A la suite d’une offre publique d’acquisition (ci-après « OPA »), un ensemble de sociétés (ci-après le « Groupe Majoritaire ») deviennent actionnaires en 2014 d’une société d’investissements immobiliers cotée (ci-après « SIIC ») à hauteur de 89,88 %.

Cette détention capitalistique est amenée à fluctuer en raison de différentes réorganisations structurelles et capitalistiques dont le développement n’est pas nécessaire à la compréhension des faits de l’espèce.

En novembre 2024, un projet d’augmentation de capital avec maintien du droit préférentiel de souscription est annoncé dans la SIIC. Les Majoritaires participent à cette augmentation de capital et renforcent encore leur participation.

Cette augmentation de capital a lieu en janvier 2025.

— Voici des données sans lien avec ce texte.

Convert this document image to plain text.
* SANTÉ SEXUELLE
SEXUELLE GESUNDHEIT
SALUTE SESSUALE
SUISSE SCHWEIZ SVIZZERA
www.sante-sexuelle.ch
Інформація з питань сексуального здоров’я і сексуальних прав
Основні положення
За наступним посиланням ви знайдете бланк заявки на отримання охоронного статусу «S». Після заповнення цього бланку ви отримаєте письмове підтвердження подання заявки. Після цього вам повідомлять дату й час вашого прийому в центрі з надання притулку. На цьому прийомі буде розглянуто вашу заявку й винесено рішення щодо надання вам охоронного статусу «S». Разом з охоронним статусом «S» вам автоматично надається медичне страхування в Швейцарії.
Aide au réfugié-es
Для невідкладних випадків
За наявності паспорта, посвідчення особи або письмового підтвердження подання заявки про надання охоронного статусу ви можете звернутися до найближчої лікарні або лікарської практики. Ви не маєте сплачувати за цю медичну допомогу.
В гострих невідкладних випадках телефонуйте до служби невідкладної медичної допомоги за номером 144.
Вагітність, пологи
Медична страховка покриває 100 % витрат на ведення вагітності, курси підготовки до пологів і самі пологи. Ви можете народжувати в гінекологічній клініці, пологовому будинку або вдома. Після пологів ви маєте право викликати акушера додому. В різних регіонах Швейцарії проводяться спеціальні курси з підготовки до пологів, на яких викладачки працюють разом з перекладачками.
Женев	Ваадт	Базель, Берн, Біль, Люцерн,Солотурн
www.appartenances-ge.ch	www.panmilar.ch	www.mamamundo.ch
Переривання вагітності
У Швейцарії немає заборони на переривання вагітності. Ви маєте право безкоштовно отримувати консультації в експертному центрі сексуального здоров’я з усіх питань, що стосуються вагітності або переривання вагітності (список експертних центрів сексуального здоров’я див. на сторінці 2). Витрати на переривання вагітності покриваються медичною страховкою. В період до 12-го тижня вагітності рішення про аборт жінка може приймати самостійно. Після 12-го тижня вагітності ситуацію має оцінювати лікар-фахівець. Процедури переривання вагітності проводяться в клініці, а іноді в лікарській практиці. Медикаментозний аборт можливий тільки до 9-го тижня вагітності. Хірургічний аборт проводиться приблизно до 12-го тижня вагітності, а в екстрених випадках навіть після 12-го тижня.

Le Groupe Majoritaire demande et obtient une dérogation de dépôt d’OPA que le dépassement de seuils de détention aurait nécessité. Cette demande est octroyée par l’Autorité des Marchés Financiers (ci-après l’ « AMF ») par une décision du 26 mars 2025.

Les actionnaires minoritaires (ci-après le « Groupe Minoritaire ») ont saisi la Cour d’appel d’un recours en annulation contre cette décision.

Par un arrêt de la Cour d’appel de Paris en date du 16 septembre 2025, et après avoir statué sur sa recevabilité, le recours du Groupe Minoritaire est rejeté sur le fond.

II –

Il convient tout d’abord de revenir sur les différents mécanismes relatifs aux augmentations de capital pour les sociétés dont les actions sont admises aux négociations sur un marché réglementé, soit les sociétés cotées, qui intéressent le cas d’espèce.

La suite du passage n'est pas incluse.